Quake parents unbowed in pressing complaints

Grieving Chinese parents said on Wednesday they will press forward with protests against officials they blame for schools that toppled in a devastating earthquake a day after police sought to silence complaints.

The quake centred in southwest China's Sichuan province has killed 69,107 people with many thousands missing and likely dead, according to the latest official figures. Many parents of the 9,000 or more children killed blame flimsy schools and the officials who they claim ignored building safety rules.

In Dujiangyan, a small city near the Sichuan province capital Chengdu, some of those parents vowed to keep up their complaints a day after police prevented some 150 of them from seeking to lodge a lawsuit over a collapsed middle school.

"The government has said it will address our complaints, but the officials are too corrupt to actually do anything," said Zhao Deqin, a mother whose 15-year-old twin daughters, Yajia and Yaqi, attended the Juyuan Middle School and were in a building of classrooms that collapsed, killing hundreds of pupils.

"Many lawyers have offered to help us, and we're going to certainly sue the government and the school."

Officials have said more than 200 children at the school died, but parents say 400 or more may have been killed and pointed out that apartments nearby stayed upright while the school building fell. With China's "one-child" population controls, many parents lost their only offspring.

On Wednesday, the area around the school was guarded by troops. One tearful couple nearby said their son had died there in the quake and today would have been his 16th birthday.

"We'd like to file a lawsuit," said the man, surnamed Zheng, who showed his late son's identity card. "It's all this tofu dregs building," he said, using a Chinese phrase for shoddy construction.

In past days, some Chinese newspapers have reported on the many schools that fell, citing experts who have blamed brittle concrete, thin or non-existent steel reinforcement and improperly positioned pillars.

But the protests by parents have not been reported locally, and efforts by officials to discourage foreign reporters talking to parents underscore the sensitivity of the school issue when the government wants the focus on massive relief efforts for millions of displaced people.

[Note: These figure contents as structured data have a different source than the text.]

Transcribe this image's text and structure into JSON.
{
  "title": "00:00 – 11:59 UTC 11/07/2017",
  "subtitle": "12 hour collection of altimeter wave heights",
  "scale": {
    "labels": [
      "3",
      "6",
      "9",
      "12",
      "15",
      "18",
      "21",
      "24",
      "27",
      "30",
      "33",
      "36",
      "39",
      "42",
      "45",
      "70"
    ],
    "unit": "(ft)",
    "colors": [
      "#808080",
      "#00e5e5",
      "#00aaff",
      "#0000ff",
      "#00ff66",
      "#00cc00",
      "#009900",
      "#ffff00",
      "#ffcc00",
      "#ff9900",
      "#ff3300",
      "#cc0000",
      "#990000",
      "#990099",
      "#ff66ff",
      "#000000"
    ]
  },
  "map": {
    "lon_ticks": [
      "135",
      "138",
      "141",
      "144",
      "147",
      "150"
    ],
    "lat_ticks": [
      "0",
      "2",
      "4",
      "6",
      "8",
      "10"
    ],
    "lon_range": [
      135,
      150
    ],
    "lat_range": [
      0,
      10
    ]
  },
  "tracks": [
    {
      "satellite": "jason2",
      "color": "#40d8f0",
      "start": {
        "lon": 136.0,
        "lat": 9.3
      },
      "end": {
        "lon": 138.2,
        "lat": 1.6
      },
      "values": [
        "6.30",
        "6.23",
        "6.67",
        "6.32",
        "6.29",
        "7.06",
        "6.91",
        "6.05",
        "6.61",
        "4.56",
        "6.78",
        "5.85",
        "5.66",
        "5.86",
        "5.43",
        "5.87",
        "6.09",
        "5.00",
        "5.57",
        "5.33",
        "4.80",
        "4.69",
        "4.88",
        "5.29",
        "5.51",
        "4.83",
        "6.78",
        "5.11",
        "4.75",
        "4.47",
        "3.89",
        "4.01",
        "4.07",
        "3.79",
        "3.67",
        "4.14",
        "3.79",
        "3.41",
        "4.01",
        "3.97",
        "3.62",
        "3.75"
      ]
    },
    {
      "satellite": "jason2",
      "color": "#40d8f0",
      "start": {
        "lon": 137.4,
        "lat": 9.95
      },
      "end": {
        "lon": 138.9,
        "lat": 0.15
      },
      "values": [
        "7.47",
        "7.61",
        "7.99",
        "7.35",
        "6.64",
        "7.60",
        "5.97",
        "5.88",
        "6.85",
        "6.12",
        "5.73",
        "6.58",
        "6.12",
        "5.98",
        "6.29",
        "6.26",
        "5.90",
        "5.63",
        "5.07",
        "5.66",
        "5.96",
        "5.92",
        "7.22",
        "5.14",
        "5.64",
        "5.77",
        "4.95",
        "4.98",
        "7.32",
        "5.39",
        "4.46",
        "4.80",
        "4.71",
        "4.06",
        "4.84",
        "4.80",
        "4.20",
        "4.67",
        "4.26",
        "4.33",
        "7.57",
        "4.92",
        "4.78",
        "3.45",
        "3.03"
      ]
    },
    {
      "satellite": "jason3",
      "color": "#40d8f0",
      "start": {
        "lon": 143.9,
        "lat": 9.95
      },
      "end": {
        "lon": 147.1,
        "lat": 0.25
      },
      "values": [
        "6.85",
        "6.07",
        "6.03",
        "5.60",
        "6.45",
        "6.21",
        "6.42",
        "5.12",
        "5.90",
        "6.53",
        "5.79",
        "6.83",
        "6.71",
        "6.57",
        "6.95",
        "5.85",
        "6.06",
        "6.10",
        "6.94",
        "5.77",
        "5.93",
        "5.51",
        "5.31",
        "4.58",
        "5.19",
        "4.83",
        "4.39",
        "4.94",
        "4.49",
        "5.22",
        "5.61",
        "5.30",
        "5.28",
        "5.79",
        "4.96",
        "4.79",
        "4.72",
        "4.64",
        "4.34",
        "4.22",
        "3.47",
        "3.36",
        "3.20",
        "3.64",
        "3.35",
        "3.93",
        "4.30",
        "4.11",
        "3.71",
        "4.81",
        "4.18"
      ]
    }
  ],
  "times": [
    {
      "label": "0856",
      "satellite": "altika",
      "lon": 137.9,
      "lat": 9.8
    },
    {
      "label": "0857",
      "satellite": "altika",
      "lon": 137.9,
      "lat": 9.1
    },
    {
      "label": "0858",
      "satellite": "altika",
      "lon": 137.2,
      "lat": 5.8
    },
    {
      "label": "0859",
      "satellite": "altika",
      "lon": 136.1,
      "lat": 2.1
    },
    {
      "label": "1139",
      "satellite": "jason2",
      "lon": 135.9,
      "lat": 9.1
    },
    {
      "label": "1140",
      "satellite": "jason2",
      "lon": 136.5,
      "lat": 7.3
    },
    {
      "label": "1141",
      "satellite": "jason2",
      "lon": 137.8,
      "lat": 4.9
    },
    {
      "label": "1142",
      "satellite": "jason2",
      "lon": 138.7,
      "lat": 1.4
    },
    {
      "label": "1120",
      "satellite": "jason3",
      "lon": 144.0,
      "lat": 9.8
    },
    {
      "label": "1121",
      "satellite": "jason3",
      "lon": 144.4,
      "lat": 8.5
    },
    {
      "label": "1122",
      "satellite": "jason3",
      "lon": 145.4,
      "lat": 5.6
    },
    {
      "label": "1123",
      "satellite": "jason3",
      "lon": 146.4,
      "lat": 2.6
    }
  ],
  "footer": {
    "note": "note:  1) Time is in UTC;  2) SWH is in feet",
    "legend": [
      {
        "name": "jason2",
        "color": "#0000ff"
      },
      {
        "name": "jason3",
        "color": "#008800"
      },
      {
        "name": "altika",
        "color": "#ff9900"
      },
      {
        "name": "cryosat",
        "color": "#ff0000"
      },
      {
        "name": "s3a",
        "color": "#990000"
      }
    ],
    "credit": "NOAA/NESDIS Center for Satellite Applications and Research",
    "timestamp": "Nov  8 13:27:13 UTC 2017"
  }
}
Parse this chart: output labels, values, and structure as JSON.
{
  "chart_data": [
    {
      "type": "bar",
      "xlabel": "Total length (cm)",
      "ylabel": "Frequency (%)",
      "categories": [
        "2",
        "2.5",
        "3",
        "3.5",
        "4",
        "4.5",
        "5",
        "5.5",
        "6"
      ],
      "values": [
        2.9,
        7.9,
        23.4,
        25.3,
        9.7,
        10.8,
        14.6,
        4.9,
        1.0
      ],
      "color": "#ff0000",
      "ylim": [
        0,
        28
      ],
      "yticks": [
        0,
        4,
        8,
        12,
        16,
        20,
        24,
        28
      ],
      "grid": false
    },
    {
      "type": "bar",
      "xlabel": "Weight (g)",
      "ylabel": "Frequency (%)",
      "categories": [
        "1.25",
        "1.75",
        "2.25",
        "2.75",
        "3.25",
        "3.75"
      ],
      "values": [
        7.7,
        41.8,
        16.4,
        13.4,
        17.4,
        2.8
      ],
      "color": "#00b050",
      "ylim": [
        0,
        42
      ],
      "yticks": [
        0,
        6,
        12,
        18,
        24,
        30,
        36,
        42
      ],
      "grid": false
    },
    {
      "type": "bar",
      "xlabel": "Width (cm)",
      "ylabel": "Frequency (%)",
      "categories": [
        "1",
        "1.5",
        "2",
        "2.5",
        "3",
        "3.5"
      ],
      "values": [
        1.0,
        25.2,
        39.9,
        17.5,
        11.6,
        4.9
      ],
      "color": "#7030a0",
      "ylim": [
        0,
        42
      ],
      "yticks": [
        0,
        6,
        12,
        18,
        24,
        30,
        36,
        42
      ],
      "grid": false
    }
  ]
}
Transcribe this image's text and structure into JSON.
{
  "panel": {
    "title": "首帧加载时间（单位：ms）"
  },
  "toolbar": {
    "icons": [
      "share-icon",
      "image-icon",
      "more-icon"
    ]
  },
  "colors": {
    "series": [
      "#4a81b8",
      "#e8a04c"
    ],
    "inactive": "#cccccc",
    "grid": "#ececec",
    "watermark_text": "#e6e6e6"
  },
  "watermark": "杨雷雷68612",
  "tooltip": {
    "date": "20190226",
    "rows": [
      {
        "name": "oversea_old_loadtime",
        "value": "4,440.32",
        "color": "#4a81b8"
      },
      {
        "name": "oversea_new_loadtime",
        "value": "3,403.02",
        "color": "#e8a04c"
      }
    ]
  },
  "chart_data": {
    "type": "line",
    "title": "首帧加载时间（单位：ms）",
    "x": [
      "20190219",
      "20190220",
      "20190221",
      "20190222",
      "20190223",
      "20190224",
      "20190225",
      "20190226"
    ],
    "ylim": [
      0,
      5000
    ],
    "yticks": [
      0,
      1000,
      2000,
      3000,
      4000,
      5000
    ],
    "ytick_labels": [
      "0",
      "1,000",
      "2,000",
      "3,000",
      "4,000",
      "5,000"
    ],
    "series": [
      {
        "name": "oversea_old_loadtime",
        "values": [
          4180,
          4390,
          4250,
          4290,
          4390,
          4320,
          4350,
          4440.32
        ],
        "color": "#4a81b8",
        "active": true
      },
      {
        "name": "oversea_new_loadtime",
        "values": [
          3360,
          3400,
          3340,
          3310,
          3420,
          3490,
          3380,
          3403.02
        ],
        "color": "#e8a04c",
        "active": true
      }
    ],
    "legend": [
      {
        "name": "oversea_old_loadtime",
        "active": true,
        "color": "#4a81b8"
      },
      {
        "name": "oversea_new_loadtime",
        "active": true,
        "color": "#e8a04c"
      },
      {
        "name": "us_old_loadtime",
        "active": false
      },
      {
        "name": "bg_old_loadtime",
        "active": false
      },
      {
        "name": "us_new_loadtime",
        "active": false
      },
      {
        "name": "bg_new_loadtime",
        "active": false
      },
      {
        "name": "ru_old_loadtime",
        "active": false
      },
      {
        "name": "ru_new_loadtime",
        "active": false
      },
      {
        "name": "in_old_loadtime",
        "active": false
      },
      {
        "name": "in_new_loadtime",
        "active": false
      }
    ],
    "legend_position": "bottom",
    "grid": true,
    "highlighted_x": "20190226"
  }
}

"This is going to be a touchstone issue that brings together questions about how to deal with the quake aftermath - accountability, the public interest and compensation," Xu Wu, a former Chinese journalist and now a public relations expert at Arizona State University, said of the schools.

"Normally four to five weeks after a disaster, relatives of victims recover from the initial shock and become more demanding and questioning. I think that will start happening."

In Beijing, lawyers have held meetings on the rights of quake victims and issued calls for a thorough inquiry into the schools.

"That it was school rooms that collapsed first in the earthquake is a national disgrace," rights campaigner Xu Zhiyong told a recent forum, according to a transcript seen by Reuters.

Relief workers continued to search for a crashed military helicopter and guard against dangerous quake lakes. There were 19 people aboard the aircraft, including 10 injured quake survivors.

Troops and disaster officials have also been seeking to defuse threats from the more than 30 unstable "quake lakes" created by quake-caused landslides choking rivers and endangering hundreds of thousands of people downstream.

Authorities must be on high alert against lightning attacks on tents and pre-fabricated housing units, which had been going up across the region sheltering millions of homeless quake refugees, the centre said on its website (www.nmc.gov.cn).